#edgeforex #trading #market #money #forex #countries #dollar #currencies #trade #lockdown #cad #usd #germany #crypto #cryptocurrency #bitcoin cad
- USD/CAD looks again below its 200-day moving average.
- The USD/CAD is currently down 0.4 percent at 1.2475.
- The pair threatened to breach its 200-day moving average (blue line) in trading yesterday, only to settle just above it into the close when stocks fell, creating a less favourable environment for risk bets.
- As a result, oil declined, causing the loonie to retrace its gains from 1.2453 to reclaim its position above 1.2500. However, the dollar is looking a bit lethargic today, and with oil prices coming again, USD/CAD is trading lower. The daily close will once again be crucial in determining whether sellers can maintain a breach below the 200-day moving average at 1.2498.
- If this is the case, the pair will have a larger negative tilt as we approach trade next week. Following that, the 1.2400 level will be a crucial objective, followed by a possible push towards the October lows at 1.2300.
- In any case, the risk mood will be an important issue to consider before the weekend arrives. For the time being, things are peaceful, but keep in mind that we still have US retail sales to deal with later today.
According to the German economics ministry, existing supply constraints are expected to endure for some time.
Germany’s 2021 GDP has also been tentatively affirmed at 2.7 percent.
German GDP will increase by 2.7 percent in 2021. The increasing trend in inflation will begin to slow considerably in January.
Q4 growth will be muted owing to production challenges and COVID-19 constraints;
It’s amusing to see how confident they are about the inflation prognosis when they believe supply constraints will endure for a long time. The latter means that cost pressures are expected to remain high in the next year.
- The decline and consolidation below signal a break of the bullish trend begun in May 2020.
- Pressure on US technology companies was a major trend in US trade yesterday, bringing cryptocurrencies down with it.
- Bitcoin is down 2% overnight to $42.8K, while ether is down approximately 1.5 percent to $3.3K, bringing the crypto market capitalization to $2.05 trillion. Other top currencies are decreasing with far less vigour, as investment fund darlings, rather than crypto aficionados, have taken the brunt of the damage.

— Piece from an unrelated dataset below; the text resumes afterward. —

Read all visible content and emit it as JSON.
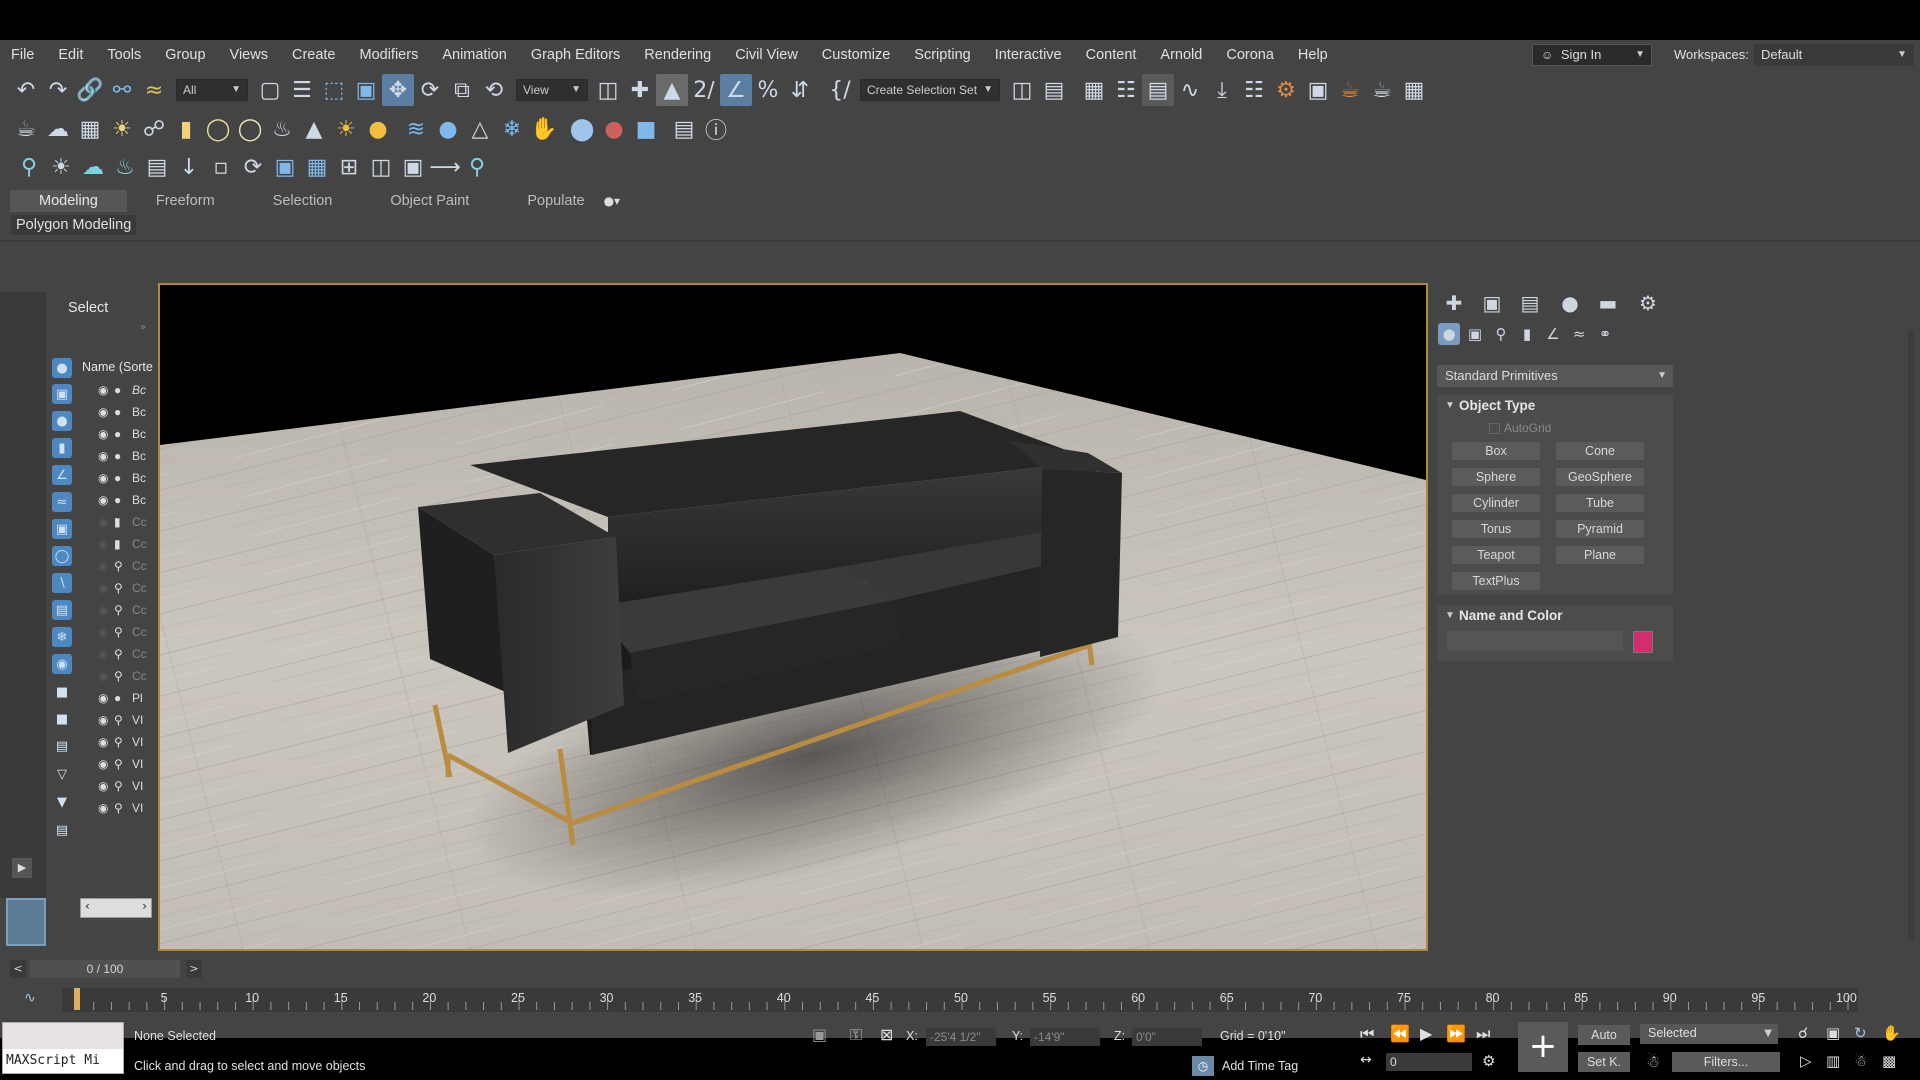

- The Doge, which has become recognised as a form of payment for some (low-cost) Tesla products, needs its own tale. Some claim that things for Doge are selling out quicker than goods for dollars. On this news, the currency is up 18 percent today at $0.20, approaching the month’s highs. This report exemplifies crypto’s continuing infiltration into business culture.
- Tesla, on the other hand, will not necessarily keep these currencies indefinitely. People will be more active in spending their DOGE investments. The technical perspective of the ETHUSD is discouraging since the selling accelerated earlier in the week while it attempted to break over the 200 SMA for the second time.
- The drop and consolidation below indicate a break in the positive trend established in May 2020, when the pair stabilised above this level. In the worst-case scenario, it might mean a drop to $1300-1700, or almost half of current levels.
- It seems unlikely that the price of ether would fall by 95 percent during this bad market cycle, as it did in 2018, thereby cancelling out the climb from 2020.
- Bitcoin’s behaviour is no less concerning. A death cross forms in it as the 50-day dives below the 200-day. Simultaneously, the price is below these averages, reinforcing the negative warning. Attempts to create a comeback earlier in the week have been met with more heavy selling, showing increased seller pressure.
- The gloomy picture in Ether and Bitcoin makes the cryptocurrency market as a whole seem wary in the short term. Individual growth stories, such as DOGE, risk losing traction swiftly today if the general backdrop goes unfavourable.